ObamaCare and the Unexpected

The unexpected always happens.

Common Saying

If you read Ezekial Emanuel’s Reinventing American Healthcare (Public Affairs, 2014),   and you read his unqualified affirmation of ObamaCare,  you would expect:

·         The  health law to lower costs,  raise quality, and expand access.

·         Waiting times to see doctors to decrease.

·        Health exchanges to replace health plans.

·        Digital medicine, remote care outside of hospitals,  measurable quality outside of hospitals, price transparency, and increased effectiveness to flourish.

·         Health inflation to diminish or even cease.

·         All, courtesy of the U.A. government, and you would be right.

But not for the reason you expect.   As David Goldhill, CEO of GSN, a media company, and author of  a 2013 book, Catastrophic Care: How American Health Care Killed My Father and How We Can Fix it  explains in his March 6 WSJ review of Doctor Emanuel’s book.
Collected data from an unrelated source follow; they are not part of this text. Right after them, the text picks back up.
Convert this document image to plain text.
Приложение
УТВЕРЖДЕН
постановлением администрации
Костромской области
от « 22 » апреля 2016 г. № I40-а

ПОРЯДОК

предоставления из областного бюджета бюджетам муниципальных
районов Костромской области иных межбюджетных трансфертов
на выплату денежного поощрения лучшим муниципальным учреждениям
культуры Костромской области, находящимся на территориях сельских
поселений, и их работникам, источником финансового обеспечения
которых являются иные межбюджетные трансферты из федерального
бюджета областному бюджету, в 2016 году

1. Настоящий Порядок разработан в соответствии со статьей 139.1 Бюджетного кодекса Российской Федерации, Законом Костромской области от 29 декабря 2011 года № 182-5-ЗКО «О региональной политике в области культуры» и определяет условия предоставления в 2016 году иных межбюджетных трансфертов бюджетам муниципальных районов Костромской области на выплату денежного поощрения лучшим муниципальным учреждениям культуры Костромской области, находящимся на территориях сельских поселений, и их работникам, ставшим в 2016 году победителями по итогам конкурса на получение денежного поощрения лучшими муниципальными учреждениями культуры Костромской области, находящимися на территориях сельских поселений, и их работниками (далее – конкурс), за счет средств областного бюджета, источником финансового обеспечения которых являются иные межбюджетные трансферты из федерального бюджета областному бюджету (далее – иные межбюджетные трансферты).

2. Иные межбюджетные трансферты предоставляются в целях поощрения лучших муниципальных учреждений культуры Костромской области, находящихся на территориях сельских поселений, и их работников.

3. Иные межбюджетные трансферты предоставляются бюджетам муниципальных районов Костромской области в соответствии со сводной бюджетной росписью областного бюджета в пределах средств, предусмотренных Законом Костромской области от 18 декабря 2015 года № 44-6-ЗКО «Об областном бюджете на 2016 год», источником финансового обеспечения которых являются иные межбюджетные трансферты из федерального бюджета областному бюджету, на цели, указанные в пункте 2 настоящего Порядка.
One of the immediate unanticipated consequences of the ACA – the rapid spread of high- deductible  insurance  among employers and on the exchanges – has the potential to turn the whole system on its head.  Early reports suggest that many are responding to the mandate by choosing lesser insurance and using the savings for other necessities.  And it appears that many of the uninsured are choosing not to buy insurance at all, even with generous subsidies.  This means that the cash portion of the health-care  economy will expand – in direct contradiction of the goals of the ACA.”

ObamaCare, by accident, not by  complex rules, subsidies, penalties, and mandates,  has turned consumers back to simpler, more intimate,  direct cash, more economical  personal relations with primary care doctors .    

As Dr. Josh Umbehr, a direct cash concierge physician, commented to me, “ObamaCare is our salesman of the year.”

Tweet:  ObamaCare has an expected consequence, raising premiums and deductibles,  driving health consumers into concierge direct cash practices.